3.実父
やっと港に着き船に乗り込む。目新し事ばかりでワクワクするがレヴィの小言も増え…
「エマ起きてちょうだい」
アメリアに起されベッドから下りると、新しい服が用意されていた。施設では巣立った年長者のお古を着る事が多く新しい服を貰った事が無い。初めての事で手が震えた。そしてアメリアに手伝ってもらい新しい服に着替えると…
「サイズもぴったり。ちゃんと商家のお嬢さんに見えるわ」
そう言い髪を結ってくれた。どうやら旅の間は商家の娘の設定のようだ。鏡に映る自分が別人に見え照れくさい。鏡の前で一人百面相をしていたら部屋に誰か来た。アメリアが応対するとレヴィで入室し孤児の私に丁寧に挨拶してくれる。そして
「昨晩はよく眠れましたか。今日は港に移動しモンスリー公国に向かいます」
「港!船!」
山育ちで海など見た事がない私のテンションは一気に上がり、声のボリュームを間違えアメリアが手で耳を塞いだ。慌てて謝るとレヴィが微笑み
「エマは商家のお嬢様の身分です。もう少しおしとやかにしましょうね」
「すみません」
微笑んでいるけど目が怒っているレヴィが少し怖くて俯いていると、イアンが入室して来て庇ってくれる。聖騎士達は礼儀正しく孤児にも優しいから子供達は懐いている。咳払いをしたレヴィがポケットから何かを取りだし、私の手を持って
「これは聖島から出た貴女を護ってくれる御守です。旅の間肌身離さず身に付けていなさい」
「湯浴みの時も?」
そう言うと頷いたレヴィはつまらない質問だと言い眉を顰めた。まだ子供なのだそれ位は大目に見て欲しいけど…無理そうだ。少し反省しているとケイデンが部屋に来て出発を促す。こうして宿を後にし港に向けて出発した。
「アメリア!海だよ」
馬車の窓から海が見えて来た。そして開けた窓から嗅いだことも無い匂いがして来た。アメリアに質問するとそれは潮の匂いだと教えてくれる。川や湖も水が沢山あるがこんな匂いはしない。
「自然って不思議…」
そう呟くとアメリアが世界にはもっと沢山の不思議があると言い、いっぱい見聞きし学ぶように言った。
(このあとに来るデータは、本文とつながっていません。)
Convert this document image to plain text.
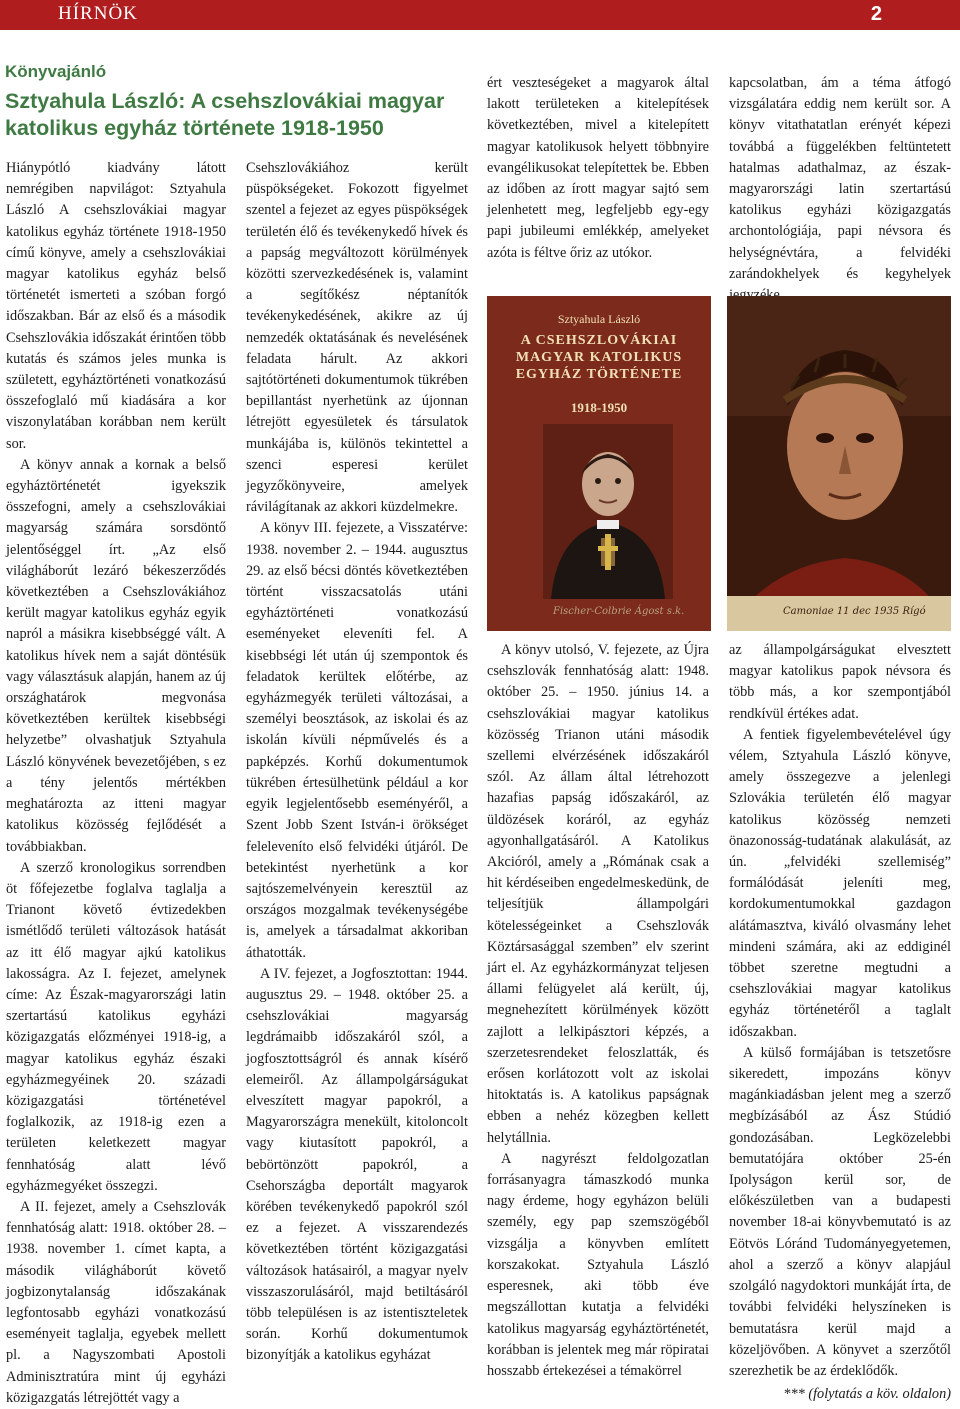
HÍRNÖK	2
Könyvajánló
Sztyahula László: A csehszlovákiai magyar katolikus egyház története 1918-1950

Hiánypótló kiadvány látott nemrégiben napvilágot: Sztyahula László A csehszlovákiai magyar katolikus egyház története 1918-1950 című könyve, amely a csehszlovákiai magyar katolikus egyház belső történetét ismerteti a szóban forgó időszakban. Bár az első és a második Csehszlovákia időszakát érintően több kutatás és számos jeles munka is született, egyháztörténeti vonatkozású összefoglaló mű kiadására a kor viszonylatában korábban nem került sor.

A könyv annak a kornak a belső egyháztörténetét igyekszik összefogni, amely a csehszlovákiai magyarság számára sorsdöntő jelentőséggel írt. „Az első világháborút lezáró békeszerződés következtében a Csehszlovákiához került magyar katolikus egyház egyik napról a másikra kisebbséggé vált. A katolikus hívek nem a saját döntésük vagy választásuk alapján, hanem az új országhatárok megvonása következtében kerültek kisebbségi helyzetbe” olvashatjuk Sztyahula László könyvének bevezetőjében, s ez a tény jelentős mértékben meghatározta az itteni magyar katolikus közösség fejlődését a továbbiakban.

A szerző kronologikus sorrendben öt főfejezetbe foglalva taglalja a Trianont követő évtizedekben ismétlődő területi változások hatását az itt élő magyar ajkú katolikus lakosságra. Az I. fejezet, amelynek címe: Az Észak-magyarországi latin szertartású katolikus egyházi közigazgatás előzményei 1918-ig, a magyar katolikus egyház északi egyházmegyéinek 20. századi közigazgatási történetével foglalkozik, az 1918-ig ezen a területen keletkezett magyar fennhatóság alatt lévő egyházmegyéket összegzi.

A II. fejezet, amely a Csehszlovák fennhatóság alatt: 1918. október 28. – 1938. november 1. címet kapta, a második világháborút követő jogbizonytalanság időszakának legfontosabb egyházi vonatkozású eseményeit taglalja, egyebek mellett pl. a Nagyszombati Apostoli Adminisztratúra mint új egyházi közigazgatás létrejöttét vagy a

Csehszlovákiához került püspökségeket. Fokozott figyelmet szentel a fejezet az egyes püspökségek területén élő és tevékenykedő hívek és a papság megváltozott körülmények közötti szervezkedésének is, valamint a segítőkész néptanítók tevékenykedésének, akikre az új nemzedék oktatásának és nevelésének feladata hárult. Az akkori sajtótörténeti dokumentumok tükrében bepillantást nyerhetünk az újonnan létrejött egyesületek és társulatok munkájába is, különös tekintettel a szenci esperesi kerület jegyzőkönyveire, amelyek rávilágítanak az akkori küzdelmekre.

A könyv III. fejezete, a Visszatérve: 1938. november 2. – 1944. augusztus 29. az első bécsi döntés következtében történt visszacsatolás utáni egyháztörténeti vonatkozású eseményeket eleveníti fel. A kisebbségi lét után új szempontok és feladatok kerültek előtérbe, az egyházmegyék területi változásai, a személyi beosztások, az iskolai és az iskolán kívüli népművelés és a papképzés. Korhű dokumentumok tükrében értesülhetünk például a kor egyik legjelentősebb eseményéről, a Szent Jobb Szent István-i örökséget feleleveníto első felvidéki útjáról. De betekintést nyerhetünk a kor sajtószemelvényein keresztül az országos mozgalmak tevékenységébe is, amelyek a társadalmat akkoriban áthatották.

A IV. fejezet, a Jogfosztottan: 1944. augusztus 29. – 1948. október 25. a csehszlovákiai magyarság legdrámaibb időszakáról szól, a jogfosztottságról és annak kísérő elemeiről. Az állampolgárságukat elveszített magyar papokról, a Magyarországra menekült, kitoloncolt vagy kiutasított papokról, a bebörtönzött papokról, a Csehországba deportált magyarok körében tevékenykedő papokról szól ez a fejezet. A visszarendezés következtében történt közigazgatási változások hatásairól, a magyar nyelv visszaszorulásáról, majd betiltásáról több településen is az istentiszteletek során. Korhű dokumentumok bizonyítják a katolikus egyházat

ért veszteségeket a magyarok által lakott területeken a kitelepítések következtében, mivel a kitelepített magyar katolikusok helyett többnyire evangélikusokat telepítettek be. Ebben az időben az írott magyar sajtó sem jelenhetett meg, legfeljebb egy-egy papi jubileumi emlékkép, amelyeket azóta is féltve őriz az utókor.

kapcsolatban, ám a téma átfogó vizsgálatára eddig nem került sor. A könyv vitathatatlan erényét képezi továbbá a függelékben feltüntetett hatalmas adathalmaz, az észak-magyarországi latin szertartású katolikus egyházi közigazgatás archontológiája, papi névsora és helységnévtára, a felvidéki zarándokhelyek és kegyhelyek

Sztyahula László
A CSEHSZLOVÁKIAI MAGYAR KATOLIKUS EGYHÁZ TÖRTÉNETE
1918-1950
Fischer-Colbrie Ágost s.k.	Camoniae 11 dec 1935 Rígó

A könyv utolsó, V. fejezete, az Újra csehszlovák fennhatóság alatt: 1948. október 25. – 1950. június 14. a csehszlovákiai magyar katolikus közösség Trianon utáni második szellemi elvérzésének időszakáról szól. Az állam által létrehozott hazafias papság időszakáról, az üldözések koráról, az egyház agyonhallgatásáról. A Katolikus Akcióról, amely a „Rómának csak a hit kérdéseiben engedelmeskedünk, de teljesítjük állampolgári kötelességeinket a Csehszlovák Köztársasággal szemben” elv szerint járt el. Az egyházkormányzat teljesen állami felügyelet alá került, új, megnehezített körülmények között zajlott a lelkipásztori képzés, a szerzetesrendeket feloszlatták, és erősen korlátozott volt az iskolai hitoktatás is. A katolikus papságnak ebben a nehéz közegben kellett helytállnia.

A nagyrészt feldolgozatlan forrásanyagra támaszkodó munka nagy érdeme, hogy egyházon belüli személy, egy pap szemszögéből vizsgálja a könyvben említett korszakokat. Sztyahula László esperesnek, aki több éve megszállottan kutatja a felvidéki katolikus magyarság egyháztörténetét, korábban is jelentek meg már röpiratai hosszabb értekezései a témakörrel

az állampolgárságukat elvesztett magyar katolikus papok névsora és több más, a kor szempontjából rendkívül értékes adat.

A fentiek figyelembevételével úgy vélem, Sztyahula László könyve, amely összegezve a jelenlegi Szlovákia területén élő magyar katolikus közösség nemzeti önazonosság-tudatának alakulását, az ún. „felvidéki szellemiség” formálódását jeleníti meg, kordokumentumokkal gazdagon alátámasztva, kiváló olvasmány lehet mindeni számára, aki az eddiginél többet szeretne megtudni a csehszlovákiai magyar katolikus egyház történetéről a taglalt időszakban.

A külső formájában is tetszetősre sikeredett, impozáns könyv magánkiadásban jelent meg a szerző megbízásából az Ász Stúdió gondozásában. Legközelebbi bemutatójára október 25-én Ipolyságon kerül sor, de előkészületben van a budapesti november 18-ai könyvbemutató is az Eötvös Lóránd Tudományegyetemen, ahol a szerző a könyv alapjául szolgáló nagydoktori munkáját írta, de további felvidéki helyszíneken is bemutatásra kerül majd a közeljövőben. A könyvet a szerzőtől szerezhetik be az érdeklődők.

*** (folytatás a köv. oldalon)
どんな不思議が待っているのか分からないが楽しみ。だって教会がある島はとても小さく、大人の足で1日もあれば1周できるのだ。そんな狭い世界しか知らない私は今日生まれて初めて島を出る。
ワクワクが治らず浮足立つ私にアメリアが笑いながら
「あまりはしゃぐとレヴィ様に叱られますよ」
「はぁ…い」
こうして生まれた初めて大きな船に乗り初めてこの島を出る。レヴィに許可をもらい甲板から離れていく聖島を眺めていた。港にいる人が豆粒ほどになると一旦部屋に戻る。そしてまたレヴィから色々注意をされる。
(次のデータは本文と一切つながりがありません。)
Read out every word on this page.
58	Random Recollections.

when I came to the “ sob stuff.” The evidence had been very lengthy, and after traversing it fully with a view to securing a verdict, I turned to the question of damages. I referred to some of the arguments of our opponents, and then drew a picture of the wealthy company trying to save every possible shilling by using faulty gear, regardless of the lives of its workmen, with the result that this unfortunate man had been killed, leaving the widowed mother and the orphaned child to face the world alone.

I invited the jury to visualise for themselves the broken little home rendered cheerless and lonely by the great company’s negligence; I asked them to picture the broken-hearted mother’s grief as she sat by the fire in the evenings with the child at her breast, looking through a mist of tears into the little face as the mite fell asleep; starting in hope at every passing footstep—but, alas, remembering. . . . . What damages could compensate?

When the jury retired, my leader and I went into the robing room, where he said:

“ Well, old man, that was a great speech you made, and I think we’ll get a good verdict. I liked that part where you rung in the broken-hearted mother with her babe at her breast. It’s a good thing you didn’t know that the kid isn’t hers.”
「貴女が生まれ育った施設は太陽神フレアが宿ると言われる聖島にあり、破壊神の影響を受けません。清らかな空気に包まれている為、聖島を出ると邪気に当てられ体調を崩す者も多い。だから先程渡した御守りを必ず身に付けなさい」
「皆さんも御守りを付けているんですか?」
そう聞くと他の大陸で生まれ育った皆んなは、免疫が有るらしく平気らしい。フレアの加護が凄い事を知り、御守りを握り締め新たな地に向かうのが少し怖くなった。
すると私の様子に気付きたケイデンがすぐ慣れるから大丈夫だと言い頭撫でた。
聖騎士の大きな手はごつごつしているけど、温かく不安が解消された。
『もし父親がいたらこんな感じなのかなぁ…』
そう思いながら実の親がどんな人なの想像しながら、長いレヴィの話を聞いていた。
「やっと終わった!」
レヴィの話が終わりソファーに寝転がり伸びていると、アメリアがお茶と焼き菓子を用意してくれた。
施設ではあまりお菓子は出ないので嬉しい。早速食べていると
「船は夕方にポルテンという島に立ち寄り、翌朝には一つ目の目的地に着くわ。ポルテンに着いても部屋から出ないでね」
「何で?」
するとアメリアは微笑み部屋を出ていった。深く考えていない私は素直に聞く訳もなく、トラブルに巻き込まれる事になる。